Description
Background

Enzymes play important roles in the biological production of synthetic biology. By introducing various enzymes into the reaction systems and biological devices, we are able to produce many valuable products in mild external conditions or within the living organisms. However, a complete biosynthetic or degradation pathway contains multiple ‘nodes’ and contains multi-step reactions. In the process of research, we sometimes find that the enzyme which catalyzes a certain step of the pathway has a low efficiency, or even there is no readily suitable enzyme in the database to catalyze the target reaction, which brings some difficulty to the study of metabolic pathway. Fortunately, enzyme confounder has been shown to be universal, that is to say, many enzymes have the ability and potential to catalyze other reactions in addition to specificity, which comes from the naturally existing metabolic regulatory mechanism in organisms. Although this ability to catalyze reactions different from original ones can be difficult to retrieve in commonly used databases, we can still search by reaction similarity comparison.

Inspiration

In the preliminary research stage of determining our topic of project, we had an in-depth exchange with several professors and students engaged in synthetic biology research in the college. During the conversation, one professor kept complaining about the time-consuming and repetitive experiments when screening for an enzyme in the research. We talked a lot with him about the problem. Naturally, we had such thoughts below and gradually came up with our project idea.

iGEMers and synthetic biologists frequently complain it repeated and time-consuming to screen manually for an enzyme when there is no available suitable ones in the database to catalyze the target reaction, as we investigated.
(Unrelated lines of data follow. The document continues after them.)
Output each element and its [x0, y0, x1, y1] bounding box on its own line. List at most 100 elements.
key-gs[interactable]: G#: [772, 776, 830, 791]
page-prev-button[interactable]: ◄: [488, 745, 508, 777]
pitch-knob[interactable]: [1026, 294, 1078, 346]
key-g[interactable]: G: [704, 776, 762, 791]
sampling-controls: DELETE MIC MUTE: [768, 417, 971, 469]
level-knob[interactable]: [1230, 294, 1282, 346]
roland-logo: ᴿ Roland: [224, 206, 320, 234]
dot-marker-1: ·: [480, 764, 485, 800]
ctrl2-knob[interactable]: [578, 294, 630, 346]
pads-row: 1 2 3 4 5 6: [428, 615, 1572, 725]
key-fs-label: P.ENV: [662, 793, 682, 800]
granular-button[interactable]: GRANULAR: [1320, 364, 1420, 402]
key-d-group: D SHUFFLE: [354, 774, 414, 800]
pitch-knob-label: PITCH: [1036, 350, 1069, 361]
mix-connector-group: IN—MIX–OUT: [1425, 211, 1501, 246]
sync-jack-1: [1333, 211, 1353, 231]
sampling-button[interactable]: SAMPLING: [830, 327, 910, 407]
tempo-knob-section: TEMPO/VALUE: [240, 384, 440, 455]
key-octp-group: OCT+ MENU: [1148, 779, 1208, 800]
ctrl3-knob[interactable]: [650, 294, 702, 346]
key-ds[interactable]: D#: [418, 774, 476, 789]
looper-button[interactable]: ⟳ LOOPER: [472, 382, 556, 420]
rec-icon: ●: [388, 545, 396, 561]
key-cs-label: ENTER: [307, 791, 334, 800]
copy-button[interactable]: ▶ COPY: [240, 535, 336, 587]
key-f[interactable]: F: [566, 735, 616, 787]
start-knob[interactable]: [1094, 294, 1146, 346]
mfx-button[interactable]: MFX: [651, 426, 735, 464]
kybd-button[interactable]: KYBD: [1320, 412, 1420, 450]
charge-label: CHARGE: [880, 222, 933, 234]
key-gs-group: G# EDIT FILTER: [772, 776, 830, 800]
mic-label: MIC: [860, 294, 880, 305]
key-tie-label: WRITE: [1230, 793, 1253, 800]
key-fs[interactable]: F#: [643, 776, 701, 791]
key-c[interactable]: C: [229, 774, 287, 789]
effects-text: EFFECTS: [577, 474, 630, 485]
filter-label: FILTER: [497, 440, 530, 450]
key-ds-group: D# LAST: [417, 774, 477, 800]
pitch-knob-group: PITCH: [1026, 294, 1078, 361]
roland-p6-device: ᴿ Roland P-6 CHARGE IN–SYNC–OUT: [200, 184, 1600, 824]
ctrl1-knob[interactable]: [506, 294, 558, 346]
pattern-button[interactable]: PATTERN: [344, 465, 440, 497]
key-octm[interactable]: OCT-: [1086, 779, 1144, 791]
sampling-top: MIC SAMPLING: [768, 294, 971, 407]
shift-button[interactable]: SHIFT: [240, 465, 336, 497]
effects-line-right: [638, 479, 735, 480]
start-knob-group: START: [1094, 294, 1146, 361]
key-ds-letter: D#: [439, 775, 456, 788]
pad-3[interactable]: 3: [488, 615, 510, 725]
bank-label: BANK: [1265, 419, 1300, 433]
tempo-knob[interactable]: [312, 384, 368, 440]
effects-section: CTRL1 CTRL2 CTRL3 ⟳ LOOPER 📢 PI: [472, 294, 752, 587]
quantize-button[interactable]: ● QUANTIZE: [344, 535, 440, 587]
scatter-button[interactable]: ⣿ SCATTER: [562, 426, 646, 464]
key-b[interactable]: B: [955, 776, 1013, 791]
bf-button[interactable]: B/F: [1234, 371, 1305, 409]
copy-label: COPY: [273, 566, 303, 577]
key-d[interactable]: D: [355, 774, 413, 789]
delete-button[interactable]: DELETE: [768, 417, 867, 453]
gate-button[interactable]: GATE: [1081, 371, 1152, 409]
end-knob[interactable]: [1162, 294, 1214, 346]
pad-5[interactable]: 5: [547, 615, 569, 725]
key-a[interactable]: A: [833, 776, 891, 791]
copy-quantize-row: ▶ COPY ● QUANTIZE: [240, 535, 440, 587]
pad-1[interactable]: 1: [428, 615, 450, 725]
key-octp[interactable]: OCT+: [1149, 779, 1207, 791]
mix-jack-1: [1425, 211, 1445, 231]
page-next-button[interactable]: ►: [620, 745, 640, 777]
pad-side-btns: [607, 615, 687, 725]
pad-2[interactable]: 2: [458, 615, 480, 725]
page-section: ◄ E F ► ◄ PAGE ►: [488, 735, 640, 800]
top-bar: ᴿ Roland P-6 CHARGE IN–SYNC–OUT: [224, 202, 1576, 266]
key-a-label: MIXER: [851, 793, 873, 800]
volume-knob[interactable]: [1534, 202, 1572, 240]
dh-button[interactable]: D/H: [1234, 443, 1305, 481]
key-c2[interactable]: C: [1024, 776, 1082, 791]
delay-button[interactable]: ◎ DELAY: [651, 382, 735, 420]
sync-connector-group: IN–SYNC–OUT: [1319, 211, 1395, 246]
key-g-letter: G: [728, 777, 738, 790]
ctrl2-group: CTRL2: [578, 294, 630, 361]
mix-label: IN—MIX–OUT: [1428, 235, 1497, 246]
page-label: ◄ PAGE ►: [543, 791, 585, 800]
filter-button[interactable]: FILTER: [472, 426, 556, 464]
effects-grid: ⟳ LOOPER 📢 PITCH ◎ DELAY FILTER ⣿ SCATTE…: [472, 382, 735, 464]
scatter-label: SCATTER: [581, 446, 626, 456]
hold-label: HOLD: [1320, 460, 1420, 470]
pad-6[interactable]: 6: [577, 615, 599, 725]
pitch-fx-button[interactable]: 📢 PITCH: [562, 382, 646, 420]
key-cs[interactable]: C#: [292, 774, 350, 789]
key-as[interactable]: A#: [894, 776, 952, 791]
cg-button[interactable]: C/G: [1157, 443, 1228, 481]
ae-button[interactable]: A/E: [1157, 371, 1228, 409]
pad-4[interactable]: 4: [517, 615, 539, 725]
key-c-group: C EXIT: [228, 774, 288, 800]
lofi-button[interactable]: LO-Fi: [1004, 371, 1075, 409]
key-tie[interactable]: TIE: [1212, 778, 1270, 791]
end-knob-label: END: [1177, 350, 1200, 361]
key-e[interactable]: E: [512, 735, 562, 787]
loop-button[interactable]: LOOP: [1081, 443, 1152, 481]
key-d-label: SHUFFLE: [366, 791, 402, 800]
They regularly do such work simply based on experience or maybe just by random attempt. Based on this problem, we conducted further research and communication. We found that several existing software aims to solve these problems. For example , XTMS applies inverse synthesis to search for the metabolic pathways that produce the target compound; and PathPred, proved useful in multistep response prediction. Yet, they do have several defects. For example, XTMS, based on a limited E. coli database, could not identify the precursor material; and using PathPred, it is still inevitable that intermediate reactions will be disconnected.

Project

MEI, modified enzyme interface, is a user-friendly platform that was designed specifically for synthetic biologists to solve such issues above. MEI, literally the pinyin for enzyme in Chinese, it can predict the enzymes required for a single step reaction, score the results based on a series of criteria and output in a user-friendly way. Therefore, it can shorten the experimental time and find the desired enzyme more quickly.

By using our software, in a very short time, users can obtain a series of candidates for potential enzyme that is most likely to catalyze the target reaction, with scores to describe the likelihood of the relevant catalysis. Despite this,. And our software can output the enzyme activity data, with auxiliary reactions taken into account. Therefore, our enzyme prediction platform can greatly reduce the experimenters' needless searching time.

Generally, the workflow can be described as follows. First and foremost, by using our user-friendly input interface, users can easily draw or upload the structural formula of the substrate and product and mark the group that changed during the reaction. Then, users can select the cofactors and the species of enzymes he wants, as well as the target reaction type. After that, users can get the enzyme prediction results with their scores. In addition, users can obtain the recommended auxiliary reaction and its feed ratio.

Of course, users don't need to recite so many command codes. All you need may be a single mouse. Moreover, our software performs a better user experience through our simple and clear input interface.

Through these things, MEI can literally predict, I mean, predict the potential enzyme candidates to catalyze the target reaction. Surely, it can help synthetic biologists shorten the experimental time and find the desired enzyme more quickly.

Features
Easy and concise graphics rendering interface

MEI has a great visual input interface. You can use it easily, and you don't need to study different forms of chemical labeling.

Based on the type of reaction you want

MEI prioritizes the type of reaction required. You will not get irrelevant enzyme results.

Fit production needs in practice

MEI fully considers cofactors, enzyme species and enzyme activity. You can apply it directly to the real world.

References

1. Hult K, Berglund P. Enzyme promiscuity: mechanism and applications. Trends Biotechnol. 2007 May;25(5):231-8. doi: 10.1016/j.tibtech.2007.03.002. Epub 2007 Mar 26. PMID: 17379338.

2. Carbonell P, Parutto P, Herisson J, Pandit SB, Faulon JL. XTMS: pathway design in an eXTended metabolic space. Nucleic Acids Res. 2014 Jul;42(Web Server issue):W389-94. doi: 10.1093/nar/gku362. Epub 2014 May 3. PMID: 24792156; PMCID: PMC4086079.

3. Moriya Y, Shigemizu D, Hattori M, Tokimatsu T, Kotera M, Goto S, Kanehisa M. PathPred: an enzyme-catalyzed metabolic pathway prediction server. Nucleic Acids Res. 2010 Jul;38(Web Server issue):W138-43. doi: 10.1093/nar/gkq318. Epub 2010 Apr 30. PMID: 20435670; PMCID: PMC2896155.